On August 31, 2021, Eteni Longondo was released on bail during a hearing before the council chamber of the Kinshasa Gombe tribunal de grande instance. This was granted to him after a two-week deliberation.

=== Acquittal of accusations of embezzlement ===
On June 7, 2023, Longondo was acquitted by the Court of Cassation. It was concluded by them that there was no incriminating evidence of the COVID funds fraud.

=== Parliament Member for Ikela ===
In December 2023, as a part of the UDPS political party, he was elected as the deputy of the Ikela Territory in the Tshuapa province.

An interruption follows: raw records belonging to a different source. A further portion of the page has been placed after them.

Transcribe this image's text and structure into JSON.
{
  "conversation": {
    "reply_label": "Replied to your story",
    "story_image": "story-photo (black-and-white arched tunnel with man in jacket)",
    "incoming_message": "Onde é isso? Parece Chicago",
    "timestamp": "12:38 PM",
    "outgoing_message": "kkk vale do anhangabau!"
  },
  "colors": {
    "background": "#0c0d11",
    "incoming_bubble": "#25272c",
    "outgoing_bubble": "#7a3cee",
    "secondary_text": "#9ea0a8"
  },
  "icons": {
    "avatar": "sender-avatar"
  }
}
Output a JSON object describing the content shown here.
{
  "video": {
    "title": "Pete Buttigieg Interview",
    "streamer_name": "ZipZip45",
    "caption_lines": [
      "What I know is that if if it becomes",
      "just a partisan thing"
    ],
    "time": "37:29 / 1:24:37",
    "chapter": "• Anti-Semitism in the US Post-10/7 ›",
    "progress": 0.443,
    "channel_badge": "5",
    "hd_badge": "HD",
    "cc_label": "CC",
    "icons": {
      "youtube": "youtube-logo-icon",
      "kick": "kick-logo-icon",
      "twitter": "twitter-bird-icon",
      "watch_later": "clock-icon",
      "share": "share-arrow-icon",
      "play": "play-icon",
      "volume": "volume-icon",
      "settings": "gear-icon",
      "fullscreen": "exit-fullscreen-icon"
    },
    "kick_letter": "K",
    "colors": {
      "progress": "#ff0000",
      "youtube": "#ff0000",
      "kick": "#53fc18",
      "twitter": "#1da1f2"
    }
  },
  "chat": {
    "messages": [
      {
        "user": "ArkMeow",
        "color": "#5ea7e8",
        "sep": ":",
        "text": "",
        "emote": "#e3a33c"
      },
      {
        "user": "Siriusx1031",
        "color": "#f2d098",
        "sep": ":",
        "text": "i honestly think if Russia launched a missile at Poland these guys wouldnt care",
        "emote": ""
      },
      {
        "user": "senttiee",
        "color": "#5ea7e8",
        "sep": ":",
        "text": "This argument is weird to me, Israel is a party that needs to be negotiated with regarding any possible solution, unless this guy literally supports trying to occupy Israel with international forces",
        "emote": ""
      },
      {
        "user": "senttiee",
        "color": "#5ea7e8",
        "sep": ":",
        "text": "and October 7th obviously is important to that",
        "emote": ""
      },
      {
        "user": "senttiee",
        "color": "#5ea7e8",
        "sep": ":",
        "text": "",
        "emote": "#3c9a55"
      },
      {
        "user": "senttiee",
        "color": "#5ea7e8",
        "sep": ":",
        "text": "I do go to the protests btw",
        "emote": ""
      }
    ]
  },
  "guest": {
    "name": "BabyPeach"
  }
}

In 2024, he opposed the leadership of Augustin Kabuya, Secretary General at the head of the UDPS, whom he accused of mismanagement, thus creating conflict within the presidential party. He wrote public a letter to the party in June of that year to request a reorganization of the party. On July 8, 2024, he organized a press conference where he called for the convening of congress and the suspension of the party's activities. He was supported in this initiative by around thirty national secretaries, who wrote a joint press release on July 11, demanding the dismissal of the Secretary General. Augustin Kabuya, criticized Eteni Longondo's initiative during various meetings, believing that the critique would be used by enemies of the President in order to intentionally sow chaos in his party.